A Story Growing from Traces
Published: 10 April 2024
Hyab Yohannes and Pinar Aksu about their connection with the Scottish Crannog Centre
By Hyab Yohannes and Pinar Aksu
We first visited the Scottish Crannog Centre (the Centre hereafter) two years ago, and since then, our connection to it has never diminished. It is important to note that both of us have migrant backgrounds. However, when in the Centre, our origins or backgrounds become irrelevant. We are simply humans deeply inspired by a profound sense of belonging that the Centre has left on us. In this brief blog, we would like to share our reflections on the opening of the Centre at a new location. We admit that we have yet to fully grasp the timeless story stretching back thousands of years. However, we feel completely moved by it, as if the story itself knows us.
On the opening day, we were amongst the many invited guests who celebrated the ceremony. We departed from Glasgow early in the morning, embarking on our journeys with friends and colleagues. On this unusually sunny morning, we were greeted by the whispering songs of birds, the graceful sway of trees, and the gentle passing of clouds as we made our way to the Centre. We sang along with the birds, with the help of smart devices and apps.
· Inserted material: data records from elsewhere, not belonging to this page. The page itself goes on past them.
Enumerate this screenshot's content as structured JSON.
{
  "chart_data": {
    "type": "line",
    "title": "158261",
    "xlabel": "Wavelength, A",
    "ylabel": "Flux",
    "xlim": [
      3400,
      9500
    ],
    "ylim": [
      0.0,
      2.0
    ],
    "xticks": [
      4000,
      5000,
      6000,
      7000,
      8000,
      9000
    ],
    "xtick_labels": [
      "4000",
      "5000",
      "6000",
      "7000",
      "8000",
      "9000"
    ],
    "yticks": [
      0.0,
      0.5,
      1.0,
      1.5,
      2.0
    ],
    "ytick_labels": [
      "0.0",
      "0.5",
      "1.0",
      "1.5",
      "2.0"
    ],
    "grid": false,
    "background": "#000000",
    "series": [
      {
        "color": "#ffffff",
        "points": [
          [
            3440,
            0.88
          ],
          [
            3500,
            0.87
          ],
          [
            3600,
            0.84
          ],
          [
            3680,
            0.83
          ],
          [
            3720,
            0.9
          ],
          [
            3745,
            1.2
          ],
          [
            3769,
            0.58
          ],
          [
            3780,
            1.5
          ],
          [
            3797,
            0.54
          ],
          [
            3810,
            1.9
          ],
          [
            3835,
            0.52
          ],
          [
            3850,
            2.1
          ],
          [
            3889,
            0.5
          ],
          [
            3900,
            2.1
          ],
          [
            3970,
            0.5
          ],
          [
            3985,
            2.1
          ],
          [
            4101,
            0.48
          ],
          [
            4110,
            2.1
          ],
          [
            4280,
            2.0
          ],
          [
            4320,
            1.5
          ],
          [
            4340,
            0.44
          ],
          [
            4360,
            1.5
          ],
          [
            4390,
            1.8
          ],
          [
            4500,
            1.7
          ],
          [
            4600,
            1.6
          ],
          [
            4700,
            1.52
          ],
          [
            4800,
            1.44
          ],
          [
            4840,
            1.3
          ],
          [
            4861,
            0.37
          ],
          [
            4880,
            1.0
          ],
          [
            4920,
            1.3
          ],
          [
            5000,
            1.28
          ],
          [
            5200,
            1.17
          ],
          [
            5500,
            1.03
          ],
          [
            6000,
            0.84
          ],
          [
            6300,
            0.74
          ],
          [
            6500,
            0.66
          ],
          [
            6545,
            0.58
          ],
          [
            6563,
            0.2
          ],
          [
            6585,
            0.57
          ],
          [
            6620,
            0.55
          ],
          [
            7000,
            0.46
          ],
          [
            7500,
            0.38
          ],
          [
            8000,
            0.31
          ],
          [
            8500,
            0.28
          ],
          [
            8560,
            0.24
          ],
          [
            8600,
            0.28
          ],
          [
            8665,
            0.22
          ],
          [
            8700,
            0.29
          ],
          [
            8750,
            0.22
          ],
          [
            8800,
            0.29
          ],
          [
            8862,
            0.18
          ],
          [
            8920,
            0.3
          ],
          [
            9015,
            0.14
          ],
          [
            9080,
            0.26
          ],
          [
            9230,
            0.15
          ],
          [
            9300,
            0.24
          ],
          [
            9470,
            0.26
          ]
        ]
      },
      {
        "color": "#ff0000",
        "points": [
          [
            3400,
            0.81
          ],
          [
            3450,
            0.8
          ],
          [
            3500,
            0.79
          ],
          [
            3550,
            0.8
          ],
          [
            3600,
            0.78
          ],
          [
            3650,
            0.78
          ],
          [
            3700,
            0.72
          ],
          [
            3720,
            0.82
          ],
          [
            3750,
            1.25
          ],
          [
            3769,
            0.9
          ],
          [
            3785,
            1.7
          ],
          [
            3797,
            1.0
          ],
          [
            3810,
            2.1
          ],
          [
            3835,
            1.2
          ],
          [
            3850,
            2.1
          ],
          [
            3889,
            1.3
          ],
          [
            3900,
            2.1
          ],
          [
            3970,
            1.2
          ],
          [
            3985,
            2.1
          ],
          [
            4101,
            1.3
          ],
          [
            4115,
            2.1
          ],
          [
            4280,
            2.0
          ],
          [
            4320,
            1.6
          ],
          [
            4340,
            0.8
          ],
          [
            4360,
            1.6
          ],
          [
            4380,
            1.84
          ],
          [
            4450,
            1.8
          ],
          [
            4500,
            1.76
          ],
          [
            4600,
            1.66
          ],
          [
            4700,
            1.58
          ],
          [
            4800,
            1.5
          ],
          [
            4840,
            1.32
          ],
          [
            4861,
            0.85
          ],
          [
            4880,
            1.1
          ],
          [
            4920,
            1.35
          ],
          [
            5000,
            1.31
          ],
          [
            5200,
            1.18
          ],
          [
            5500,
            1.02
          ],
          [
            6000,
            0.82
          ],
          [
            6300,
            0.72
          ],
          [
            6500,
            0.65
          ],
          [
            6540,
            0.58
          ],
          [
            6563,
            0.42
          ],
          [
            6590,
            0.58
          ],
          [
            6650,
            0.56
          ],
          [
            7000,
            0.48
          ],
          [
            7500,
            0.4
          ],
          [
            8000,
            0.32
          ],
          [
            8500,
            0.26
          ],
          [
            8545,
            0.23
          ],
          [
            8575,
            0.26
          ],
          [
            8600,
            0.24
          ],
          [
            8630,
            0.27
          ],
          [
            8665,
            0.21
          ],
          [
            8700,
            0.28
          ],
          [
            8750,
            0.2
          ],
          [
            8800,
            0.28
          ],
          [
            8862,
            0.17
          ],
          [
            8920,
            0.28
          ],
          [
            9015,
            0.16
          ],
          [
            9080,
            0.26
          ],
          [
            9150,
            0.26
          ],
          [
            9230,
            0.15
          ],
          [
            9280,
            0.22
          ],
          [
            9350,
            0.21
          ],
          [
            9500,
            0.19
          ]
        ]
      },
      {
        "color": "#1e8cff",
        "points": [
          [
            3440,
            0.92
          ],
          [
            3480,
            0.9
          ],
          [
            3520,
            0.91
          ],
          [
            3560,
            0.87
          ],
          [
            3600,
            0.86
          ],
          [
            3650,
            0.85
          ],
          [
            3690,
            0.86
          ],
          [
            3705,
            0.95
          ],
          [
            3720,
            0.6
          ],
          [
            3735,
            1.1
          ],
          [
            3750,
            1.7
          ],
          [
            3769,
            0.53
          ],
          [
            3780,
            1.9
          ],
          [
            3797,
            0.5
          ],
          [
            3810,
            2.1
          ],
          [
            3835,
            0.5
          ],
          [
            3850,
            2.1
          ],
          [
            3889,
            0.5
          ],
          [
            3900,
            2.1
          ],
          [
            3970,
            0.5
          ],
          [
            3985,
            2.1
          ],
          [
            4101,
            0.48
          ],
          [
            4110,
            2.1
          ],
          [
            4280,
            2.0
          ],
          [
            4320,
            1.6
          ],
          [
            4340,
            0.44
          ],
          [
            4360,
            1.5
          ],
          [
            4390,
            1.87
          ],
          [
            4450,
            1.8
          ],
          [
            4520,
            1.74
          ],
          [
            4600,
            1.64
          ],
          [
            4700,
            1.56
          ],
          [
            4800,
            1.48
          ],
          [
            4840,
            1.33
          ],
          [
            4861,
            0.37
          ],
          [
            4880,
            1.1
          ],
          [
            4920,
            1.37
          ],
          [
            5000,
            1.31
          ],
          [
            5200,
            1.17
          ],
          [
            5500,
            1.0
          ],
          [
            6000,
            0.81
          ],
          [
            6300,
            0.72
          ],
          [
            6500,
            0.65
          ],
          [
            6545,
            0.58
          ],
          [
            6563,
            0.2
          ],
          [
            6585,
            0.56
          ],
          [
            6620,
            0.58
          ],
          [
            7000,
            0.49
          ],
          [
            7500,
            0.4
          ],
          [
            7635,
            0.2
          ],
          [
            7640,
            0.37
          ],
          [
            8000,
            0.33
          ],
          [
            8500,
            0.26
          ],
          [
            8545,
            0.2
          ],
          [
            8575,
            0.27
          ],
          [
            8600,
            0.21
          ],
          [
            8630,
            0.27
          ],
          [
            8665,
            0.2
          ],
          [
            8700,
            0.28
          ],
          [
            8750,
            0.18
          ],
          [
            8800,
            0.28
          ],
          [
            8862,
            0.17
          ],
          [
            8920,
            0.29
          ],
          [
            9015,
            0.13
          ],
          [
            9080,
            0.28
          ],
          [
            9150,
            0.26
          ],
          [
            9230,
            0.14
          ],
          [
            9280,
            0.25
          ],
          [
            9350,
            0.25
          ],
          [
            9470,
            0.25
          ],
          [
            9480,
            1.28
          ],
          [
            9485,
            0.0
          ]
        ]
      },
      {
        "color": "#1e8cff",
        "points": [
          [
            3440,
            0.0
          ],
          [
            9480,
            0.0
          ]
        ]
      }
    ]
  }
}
We truly felt connected to the eco-social world of trees, birds, insects, humans, and the spirits who have been with us on this journey.
Upon arrival, we were moved by the transformation of the Centre from a state of ashes and ruins to a little village in a new location. We found that the Centre had relocated from one side of Loch Tay to the other. The Centre is well-known for its ‘museum’, which we will refer to as the ‘ancestral home’ in this blog. The ancestral home bears evidence of both past and present residents of the Crannog, telling a timeless story that echoes from beneath the Loch and beyond. On Easter Day, the Centre was reborn from its ruins, and soon its Crannogs will also rise from the ashes. The Centre proudly declared itself open, radically open.
During the day, we asked people to give us three words about their experience at the Centre. Obviously, we could not reflect on every word generously offered to us, so we chose three words that resonated with us: imaginative, home, and traces.
The Centre is a field of imagination; a place where the imagination knows no boundaries, limitations, or dimensions, yet it remains deeply connected with entangled relations of time, space, and history. Its interconnectedness radiates from a timeless and boundless world filled with emergent and emerging possibilities that we contemplate and share with profound attachment and grounding. Almost everyone we spoke to whispered this sense of profound attachment and grounding throughout the day. Yet, as many have admitted to us, we can only imagine the emerging story in its multiple intertwined imaginings and becomings.
Imagining a world entangled in history and memories of the past and present, the Centre reminded us of home. Everything we did, from breadmaking and wood carving to starting and gathering around the fire, allowed us to imaginatively connect with our respective homes that we grew in. The taste of the bread, the smell, the skill of flipping it from side to side, with many people gathering around to observe, and the act of sharing the food, transported us to the kitchens where our mothers and grandmothers fed us during our childhood. We were constantly reminded of imagining a future where our childhoods are not detached from our presence in a new place in the world.
In our imaginative reflection, we experienced a sense of connection with the ancestors of the Crannog village through their traces and spirits. As the Martinican poet and philosopher, Édouard Glissant, eloquently argues, the ‘trace’ serves as a guiding light that ‘puts us, all of us, wherever we are from, in Relation’. Glissant reminds us that ‘the trace was lived as one of the places of survival’. The Centre is filled with these small fragments of trace that recount the stories of eco-social humans that can be contemplated endlessly. The traces at the Centre are preserved in the 2500-year-old fingerprints of a child, as well as in artefacts, jewellery, tools, and everything else that surrounds the Centre. These traces invite us to decenter the human agency and engage in an imaginative contemplation with all things, every being, and even non-being. The rocks, wood, water, soil, and air bear witness to the embodied experiences we are reflecting upon. They appeal to our sensibilities, urging us to connect with them, their wisdom, and their spirits. The traces at the Centre, serving as our wandering guides in this imaginative inquiry, invite us to sing, dance, and contemplate alongside the inhabitants of the Crannog village – both living and non-living beings, as well as things.
The bottom line is that the opening ceremony filled us with warmth, joy, and a sense of community. It was a radical, yet hopeful, start to a promising future where we are all connected through a thread of traces. We are grateful to have participated in the Centre’s vision of non-exclusive openings and becomings.
About the authors
Both Hyab Yohannes and Pinar Aksu are researchers at the UNESCO RILA at the University of Glasgow.